Prime Venture Partners, an early-stage venture capital firm, today announced that it has closed its third fund at ₹400 crore ($60 million).

The money was raised fully from international investors, according to Amit Somani, Managing Partner, though there was interest from domestic investors.

According to Somani, Prime will continue to focus on ventures in digital, fintech and financial services, healthcare, education, logistics and global SaaS solutions.

Founded in 2011, Prime raised its first fund of $8 million in 2012 and second fund of $46 million in 2015. The second fund has been fully committed. The VC firm has made 19 investments so far and has had one exit, when ZipDial, a missed call-based start-up it had funded, was acquired by Twitter in 2015.

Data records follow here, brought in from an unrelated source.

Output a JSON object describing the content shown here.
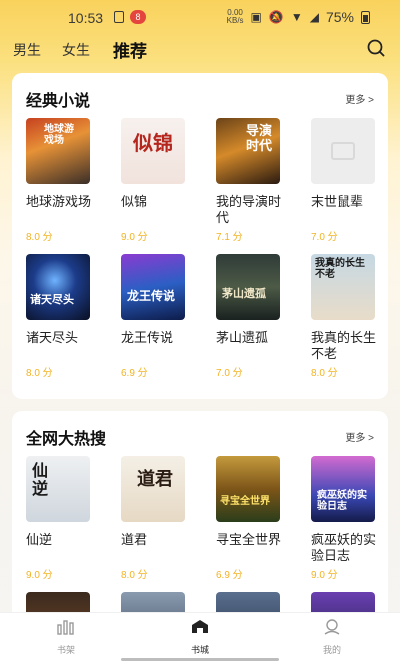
{
  "status_bar": {
    "time": "10:53",
    "notification_count": "8",
    "network_speed_top": "0.00",
    "network_speed_unit": "KB/s",
    "battery_percent": "75%"
  },
  "nav": {
    "tabs": [
      {
        "label": "男生"
      },
      {
        "label": "女生"
      },
      {
        "label": "推荐",
        "active": true
      }
    ]
  },
  "sections": [
    {
      "title": "经典小说",
      "more": "更多 >",
      "books": [
        {
          "title": "地球游戏场",
          "score": "8.0 分",
          "cover_text": "地球游戏场"
        },
        {
          "title": "似锦",
          "score": "9.0 分",
          "cover_text": "似锦"
        },
        {
          "title": "我的导演时代",
          "score": "7.1 分",
          "cover_text": "导演时代"
        },
        {
          "title": "末世鼠辈",
          "score": "7.0 分",
          "cover_text": ""
        },
        {
          "title": "诸天尽头",
          "score": "8.0 分",
          "cover_text": "诸天尽头"
        },
        {
          "title": "龙王传说",
          "score": "6.9 分",
          "cover_text": "龙王传说"
        },
        {
          "title": "茅山遗孤",
          "score": "7.0 分",
          "cover_text": "茅山遗孤"
        },
        {
          "title": "我真的长生不老",
          "score": "8.0 分",
          "cover_text": "我真的长生不老"
        }
      ]
    },
    {
      "title": "全网大热搜",
      "more": "更多 >",
      "books": [
        {
          "title": "仙逆",
          "score": "9.0 分",
          "cover_text": "仙逆"
        },
        {
          "title": "道君",
          "score": "8.0 分",
          "cover_text": "道君"
        },
        {
          "title": "寻宝全世界",
          "score": "6.9 分",
          "cover_text": "寻宝全世界"
        },
        {
          "title": "疯巫妖的实验日志",
          "score": "9.0 分",
          "cover_text": "疯巫妖的实验日志"
        }
      ]
    }
  ],
  "tabbar": [
    {
      "label": "书架",
      "icon": "bookshelf-icon"
    },
    {
      "label": "书城",
      "icon": "bookstore-icon",
      "active": true
    },
    {
      "label": "我的",
      "icon": "profile-icon"
    }
  ],
  "colors": {
    "accent_yellow": "#f9d25c",
    "score_color": "#f2b324",
    "notification_red": "#e4453c"
  }
}
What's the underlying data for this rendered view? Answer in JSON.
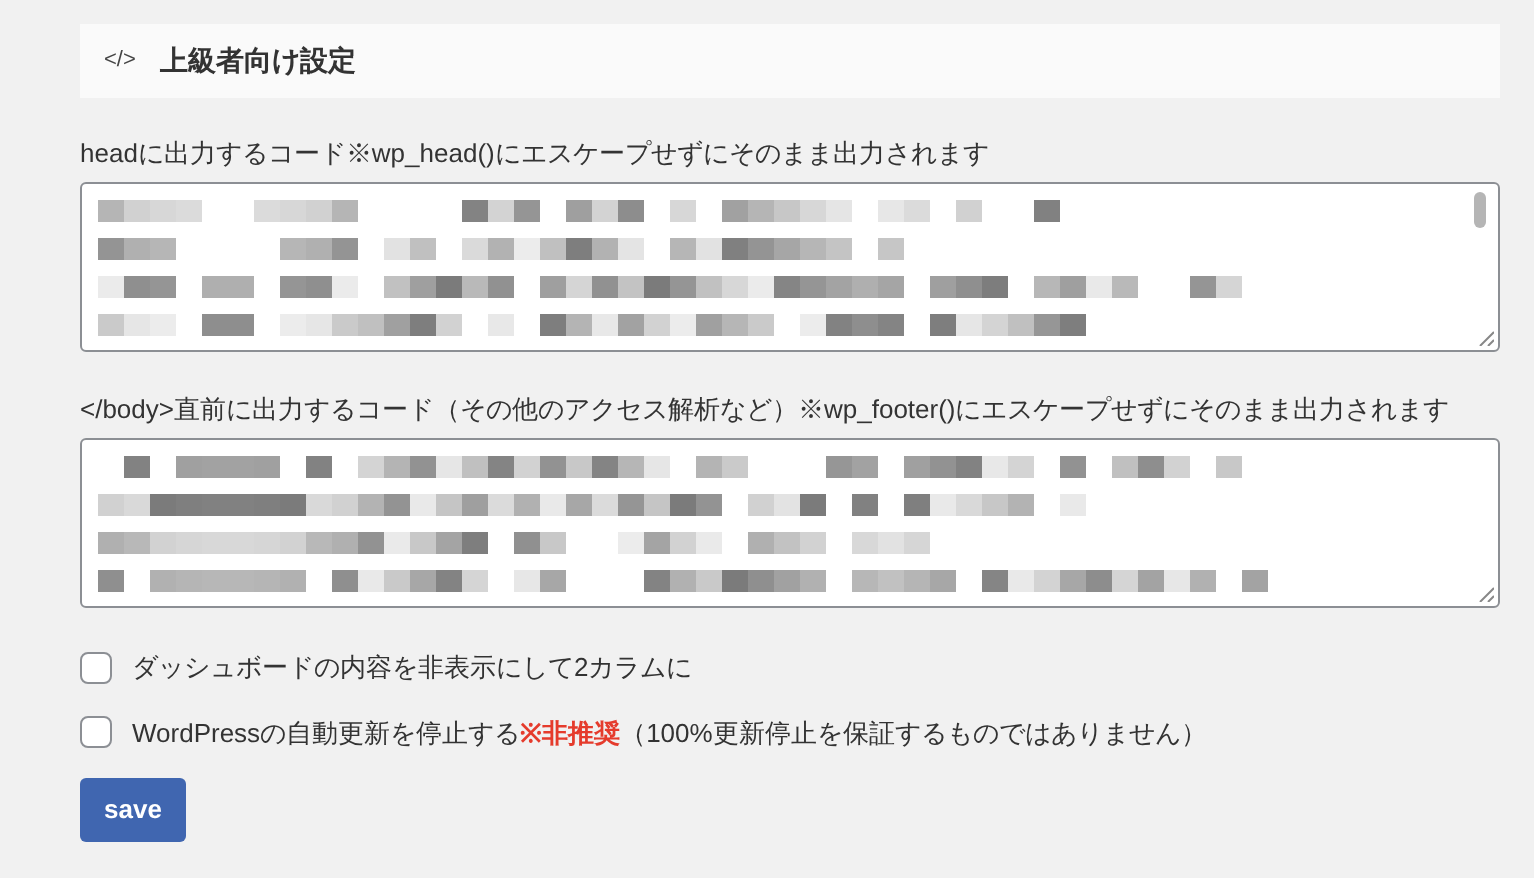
{
  "section": {
    "icon": "</>",
    "title": "上級者向け設定"
  },
  "code_fields": [
    {
      "label": "headに出力するコード",
      "note": "※wp_head()にエスケープせずにそのまま出力されます",
      "scrollbar": true
    },
    {
      "label": "</body>直前に出力するコード（その他のアクセス解析など）",
      "note": "※wp_footer()にエスケープせずにそのまま出力されます",
      "scrollbar": false
    }
  ],
  "checkboxes": [
    {
      "checked": false,
      "parts": [
        {
          "kind": "plain",
          "text": "ダッシュボードの内容を非表示にして2カラムに"
        }
      ]
    },
    {
      "checked": false,
      "parts": [
        {
          "kind": "plain",
          "text": "WordPressの自動更新を停止する"
        },
        {
          "kind": "warning",
          "text": "※非推奨"
        },
        {
          "kind": "plain",
          "text": "（100%更新停止を保証するものではありません）"
        }
      ]
    }
  ],
  "save_button": "save"
}
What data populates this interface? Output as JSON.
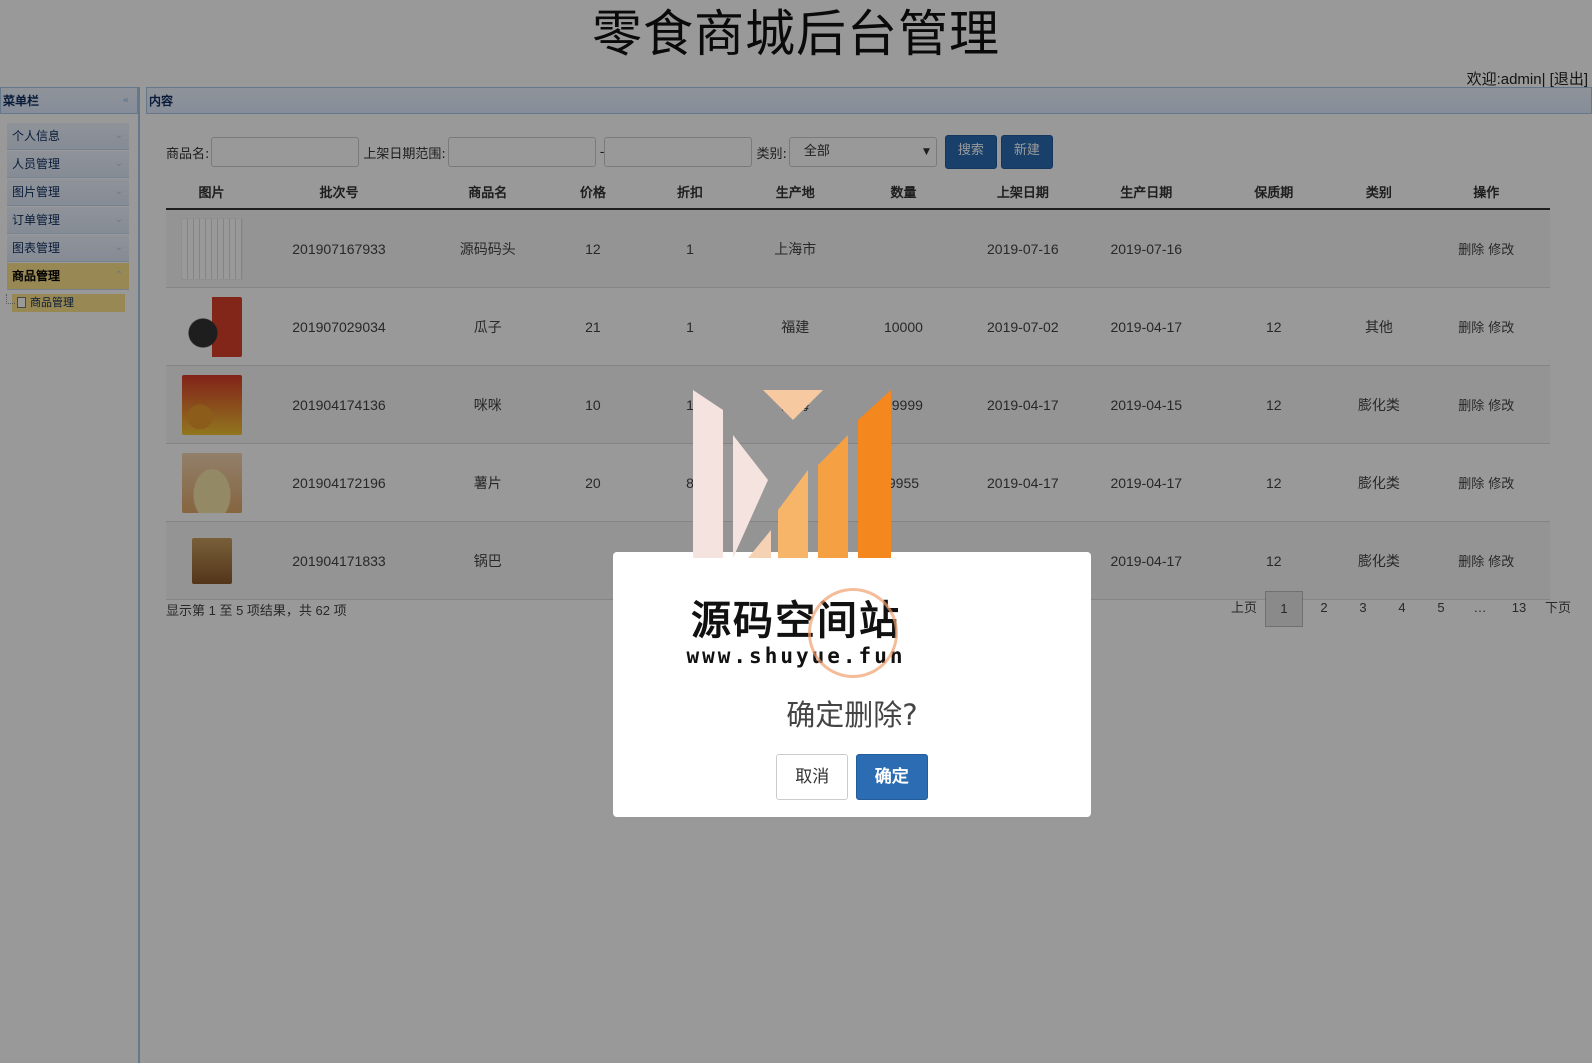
{
  "header": {
    "title": "零食商城后台管理",
    "welcome": "欢迎:admin|",
    "logout": "[退出]"
  },
  "sidebar": {
    "title": "菜单栏",
    "items": [
      {
        "label": "个人信息"
      },
      {
        "label": "人员管理"
      },
      {
        "label": "图片管理"
      },
      {
        "label": "订单管理"
      },
      {
        "label": "图表管理"
      },
      {
        "label": "商品管理"
      }
    ],
    "submenu": {
      "label": "商品管理"
    }
  },
  "content": {
    "title": "内容",
    "search": {
      "name_label": "商品名:",
      "date_label": "上架日期范围:",
      "dash": "-",
      "category_label": "类别:",
      "category_value": "全部",
      "search_button": "搜索",
      "new_button": "新建"
    },
    "table": {
      "headers": [
        "图片",
        "批次号",
        "商品名",
        "价格",
        "折扣",
        "生产地",
        "数量",
        "上架日期",
        "生产日期",
        "保质期",
        "类别",
        "操作"
      ],
      "rows": [
        {
          "batch": "201907167933",
          "name": "源码码头",
          "price": "12",
          "discount": "1",
          "origin": "上海市",
          "qty": "",
          "shelf_date": "2019-07-16",
          "prod_date": "2019-07-16",
          "shelf_life": "",
          "category": "",
          "delete": "删除",
          "edit": "修改"
        },
        {
          "batch": "201907029034",
          "name": "瓜子",
          "price": "21",
          "discount": "1",
          "origin": "福建",
          "qty": "10000",
          "shelf_date": "2019-07-02",
          "prod_date": "2019-04-17",
          "shelf_life": "12",
          "category": "其他",
          "delete": "删除",
          "edit": "修改"
        },
        {
          "batch": "201904174136",
          "name": "咪咪",
          "price": "10",
          "discount": "1",
          "origin": "上海",
          "qty": "99999",
          "shelf_date": "2019-04-17",
          "prod_date": "2019-04-15",
          "shelf_life": "12",
          "category": "膨化类",
          "delete": "删除",
          "edit": "修改"
        },
        {
          "batch": "201904172196",
          "name": "薯片",
          "price": "20",
          "discount": "8",
          "origin": "",
          "qty": "9955",
          "shelf_date": "2019-04-17",
          "prod_date": "2019-04-17",
          "shelf_life": "12",
          "category": "膨化类",
          "delete": "删除",
          "edit": "修改"
        },
        {
          "batch": "201904171833",
          "name": "锅巴",
          "price": "",
          "discount": "",
          "origin": "",
          "qty": "",
          "shelf_date": "",
          "prod_date": "2019-04-17",
          "shelf_life": "12",
          "category": "膨化类",
          "delete": "删除",
          "edit": "修改"
        }
      ]
    },
    "summary": "显示第 1 至 5 项结果，共 62 项",
    "pager": {
      "prev": "上页",
      "pages": [
        "1",
        "2",
        "3",
        "4",
        "5",
        "…",
        "13"
      ],
      "next": "下页"
    }
  },
  "dialog": {
    "message": "确定删除?",
    "cancel": "取消",
    "ok": "确定"
  },
  "watermark": {
    "name": "源码空间站",
    "url": "www.shuyue.fun"
  },
  "colors": {
    "primary_button": "#2b6cb3",
    "menu_active": "#fde38b",
    "overlay": "rgba(0,0,0,0.4)",
    "logo_orange": "#f5871f"
  }
}
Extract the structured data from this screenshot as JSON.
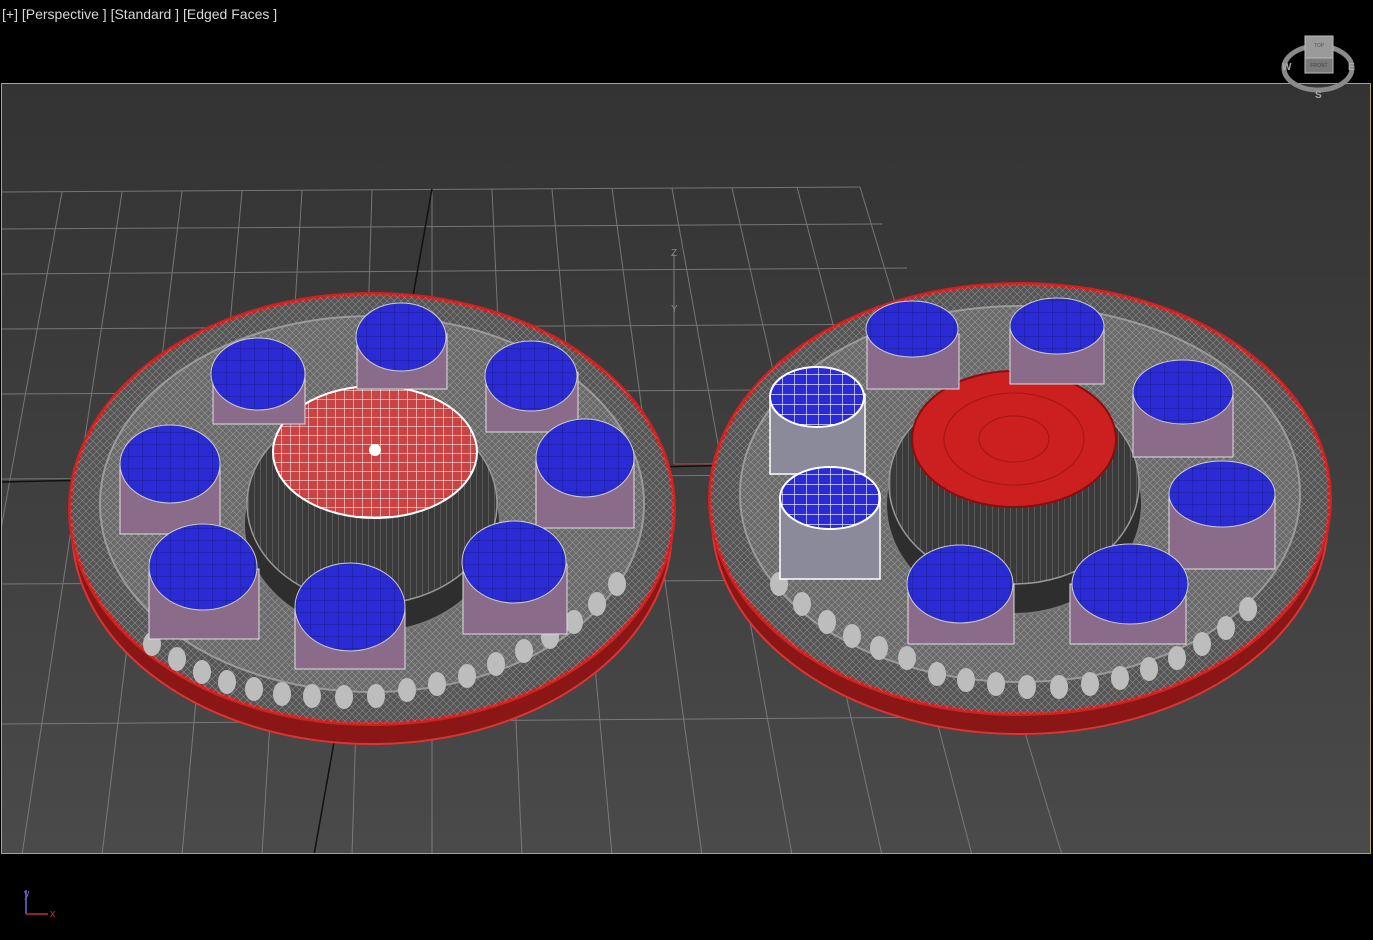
{
  "viewport_labels": {
    "plus": "[+]",
    "view": "[Perspective ]",
    "shading_style": "[Standard ]",
    "shading_mode": "[Edged Faces ]"
  },
  "viewcube": {
    "top_face": "TOP",
    "front_face": "FRONT",
    "west": "W",
    "east": "E",
    "south": "S"
  },
  "world_axis": {
    "z": "Z",
    "y": "Y"
  },
  "axis_tripod": {
    "y": "y",
    "x": "x"
  },
  "colors": {
    "viewport_border": "#b8a64a",
    "object_red": "#b01818",
    "cap_blue": "#2a2ad8",
    "wire_gray": "#9a9a9a"
  }
}
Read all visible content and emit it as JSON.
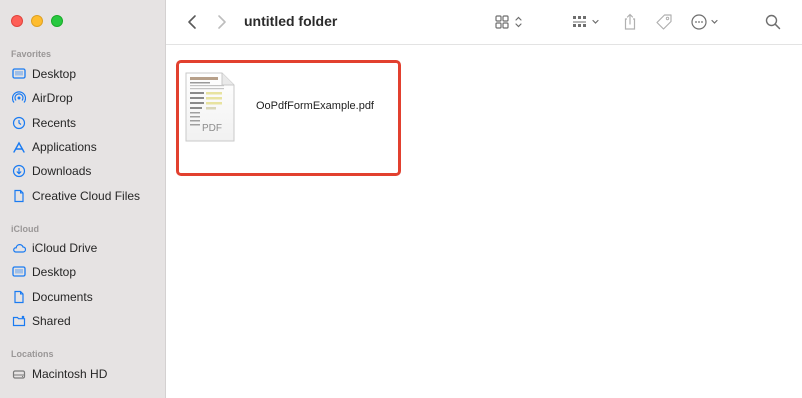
{
  "window": {
    "title": "untitled folder"
  },
  "sidebar": {
    "sections": [
      {
        "title": "Favorites",
        "items": [
          {
            "label": "Desktop",
            "icon": "desktop-icon"
          },
          {
            "label": "AirDrop",
            "icon": "airdrop-icon"
          },
          {
            "label": "Recents",
            "icon": "clock-icon"
          },
          {
            "label": "Applications",
            "icon": "applications-icon"
          },
          {
            "label": "Downloads",
            "icon": "download-icon"
          },
          {
            "label": "Creative Cloud Files",
            "icon": "document-icon"
          }
        ]
      },
      {
        "title": "iCloud",
        "items": [
          {
            "label": "iCloud Drive",
            "icon": "cloud-icon"
          },
          {
            "label": "Desktop",
            "icon": "desktop-icon"
          },
          {
            "label": "Documents",
            "icon": "document-icon"
          },
          {
            "label": "Shared",
            "icon": "shared-folder-icon"
          }
        ]
      },
      {
        "title": "Locations",
        "items": [
          {
            "label": "Macintosh HD",
            "icon": "disk-icon"
          }
        ]
      }
    ]
  },
  "files": [
    {
      "name": "OoPdfFormExample.pdf",
      "icon_label": "PDF",
      "selected_highlight": true
    }
  ],
  "colors": {
    "accent": "#1a7bf2",
    "highlight": "#e2402f",
    "sidebar_bg": "#e6e3e3"
  }
}
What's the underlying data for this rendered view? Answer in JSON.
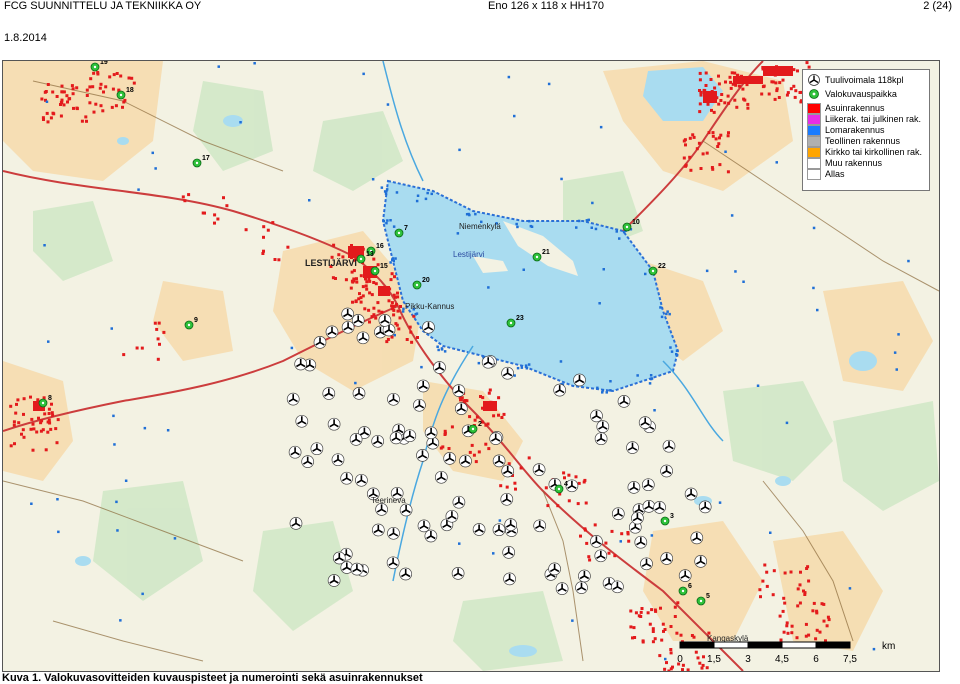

According to Somani, the fund was raised with investors from the US, Singapore and Hong Kong. There were a few new investors in the third fund. “The investors were bullish about both Prime and India,” he said.

Prime is typically the first institutional investor in any venture, writing cheques of ₹5-10 crore ($750,000-1.5 million), with follow-on investment in the Series A round for a pro-rata stake.

The VC firm makes three to five investments in a year, preferring to spend time with the start-ups and their founders in helping build the business.

Most of Prime's portfolio companies are focussed on the growing domestic opportunity. It also has companies that target the US, West Asia and other international markets, or those that initially start in India and expand to other geographies.